4.The College Boards, which are administered each year to many thousands of high
school students, are scored so as to yield a mean of 500 and standard deviation of 100.
These scores are close to be normally distributed.
a. What percentage of the scores can be expected ...
... to satisfy the condition of being between 450 and 600.
(450-500)/100 =-.5 (600-500)/100 =1
.3085 .8413
.8413-.3085 = .5328
Right, but to get percentage, you need to multiply by 100.
To find the percentage of scores that can be expected to be between 450 and 600, we can use the standard normal distribution (also known as the Z-score).
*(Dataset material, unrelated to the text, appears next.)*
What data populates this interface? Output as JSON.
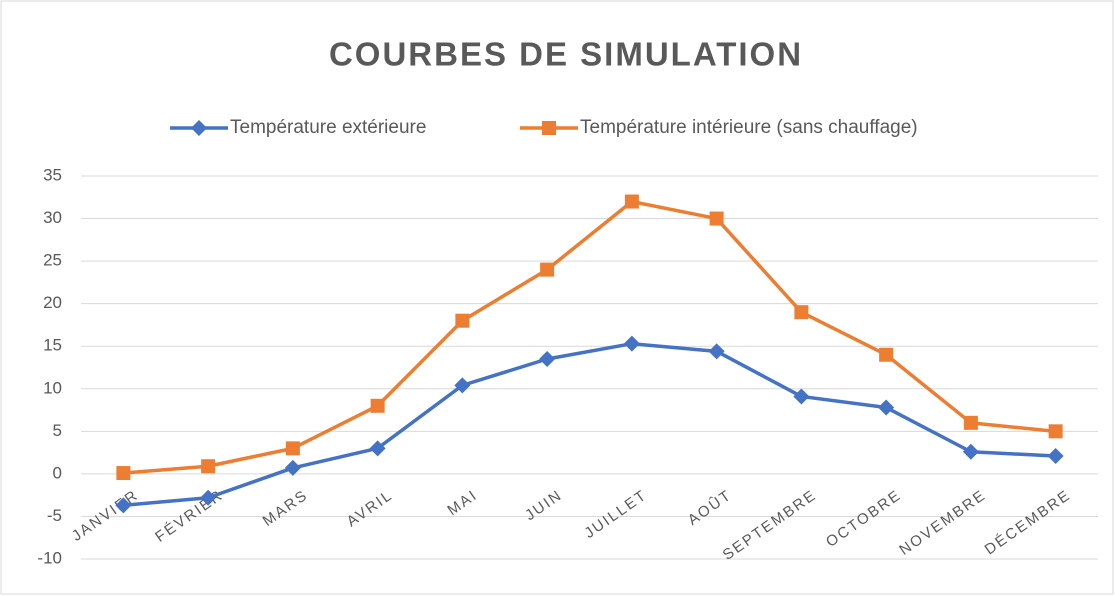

First, we need to convert the values 450 and 600 into Z-scores. The formula for calculating the Z-score is:
Z = (X - μ) / σ
Where:
- X is the value we want to convert to a Z-score (450 or 600)
- μ is the mean of the distribution (500)
- σ is the standard deviation of the distribution (100)
For 450:
Z = (450 - 500) / 100 = -0.5
For 600:
Z = (600 - 500) / 100 = 1
Now that we have the Z-scores, we can look up the percentage of scores within these Z-scores using a standard normal distribution table (also known as a Z-table).
The Z-table provides the area under the curve for different Z-scores. We need to find the area between -0.5 and 1.
Looking up the Z-score -0.5 in the Z-table, we find that the area to the left of -0.5 is 0.3085.
Looking up the Z-score 1 in the Z-table, we find that the area to the left of 1 is 0.8413.
To find the percentage of scores between -0.5 and 1, we subtract the area to the left of -0.5 from the area to the left of 1:
0.8413 - 0.3085 = 0.5328
So, approximately 53.28% of scores can be expected to be between 450 and 600.